На лекциях Штернберга я впервые узнал о той особой палеонтологии языка и нравов, когда обычай или слово становятся машиной времени и уносят нас из аудитории в далекое прошлое.

Позже, загипнотизированный этнологией, я прочел замечательные книги французского ученого Леви-Брюля, восстановившего древнее, утраченное цивилизованным человечеством мышление, извлекшего его, как извлекают из руды радий, из фольклора и обычаев народов Африки, Австралии и Океании.

Под влиянием идей Штернберга и Богораза я поехал уже в тридцатых годах на Сахалин к нивхам и подружился с ненецким художником Панковым, который древние песни и сказки накладывал на холст с помощью поющих линий и веселых, играющих красок.

7

Люди двадцатых годов еще не испытывали особой, свойственной только нам космической тоски, нам, мечтающим о духовном контакте с представителями инопланетных цивилизаций. Они еще не знали, что рядом с нами в океанах и морях живут ничем, казалось, не примечательные млекопитающие, чей мозг, как выяснилось позже, не менее сложен, чем наш, и мог бы завершать эволюцию земной жизни, если бы какие-то неизвестные нам причины не заставили предков дельфина возвратиться с суши обратно в океан.

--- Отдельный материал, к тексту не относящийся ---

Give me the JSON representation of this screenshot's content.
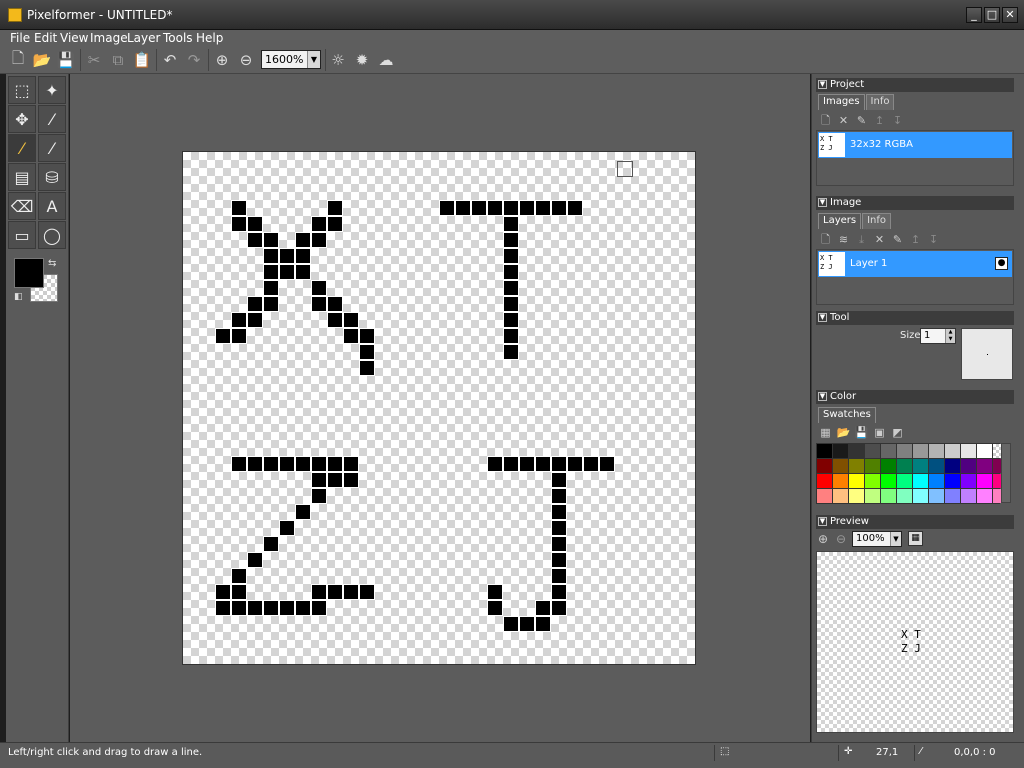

Сейчас ученые делают попытки расшифровать язык этих животных, войти в более тесный контакт со всей биосферой, окружающей нас, вечно родной и близкой нам и одновременно далекой.

О контакте со всем живущим на земле мечтали два современника: поэт Хлебников и геобиохимик Вернадский.

Великий ученый академик В.И.Вернадский делал то, что делали поэты, начиная с Гомера, - он внушал людям самое главное: ощущение их единства со всем живым, что обитает на Земле. Это ощущение единства с природой всегда было сущностью поэзии, а тут оно стало сущностью научной теории, сущностью учения о биосфере. Так был переброшен мост между поэзией и наукой.

О духовном родстве и единстве научного и художественного знания писал А.М.Горький, прозревая в настоящем будущее.

Эта страсть к познанию художественному и научному была свойственна многим ленинградским писателям и художникам старшего поколения, и в первую очередь - Ю.Н.Тынянову и К.П.Петрову-Водкину. Я убежден, что один из мировых центров научной мысли, с давних пор расположенный в Ленинграде, оказывал большое, хотя и не всегда замеченное исследователями, влияние на художественную культуру. Не случайно в эти годы Алексей Николаевич Толстой написал "Аэлиту", а Юрий Николаевич Тынянов в своих интересных и во многом экспериментальных романах искал синтез между логикой строгого исторического знания и логикой искусства. Это был, несомненно, трудно дающийся синтез, ибо нужно было органически слить рациональное и эмоциональное начала не только в герое и языке произведения, но и в том, что называют "подтекстом", - в живом и прихотливом течении художественной мысли.

Я помню, как я шел на Греческий проспект, где жил тогда Ю.Н.Тынянов. Я шел к нему не один, а с университетским поэтом Никандром Тювелевым. Кудрявый Никандр шел почитать стихи, я - узнать мнение Юрия Николаевича о своей повести, переданной ему Издательством писателей.

Мы прошли через кухню, где Юрий Николаевич возился с примусом, в кабинет.

После чтения стихов - Тювелев умел читать стихи с какой-то особой, хмельной, языческой, старорусской окающей выразительностью - начался разговор, который надолго запомнился мне.

Тынянов говорил:

- Смысл остался, а жизнь ушла. Она ушла, потому что стало слишком тесно. Она ушла, не оставив даже следа.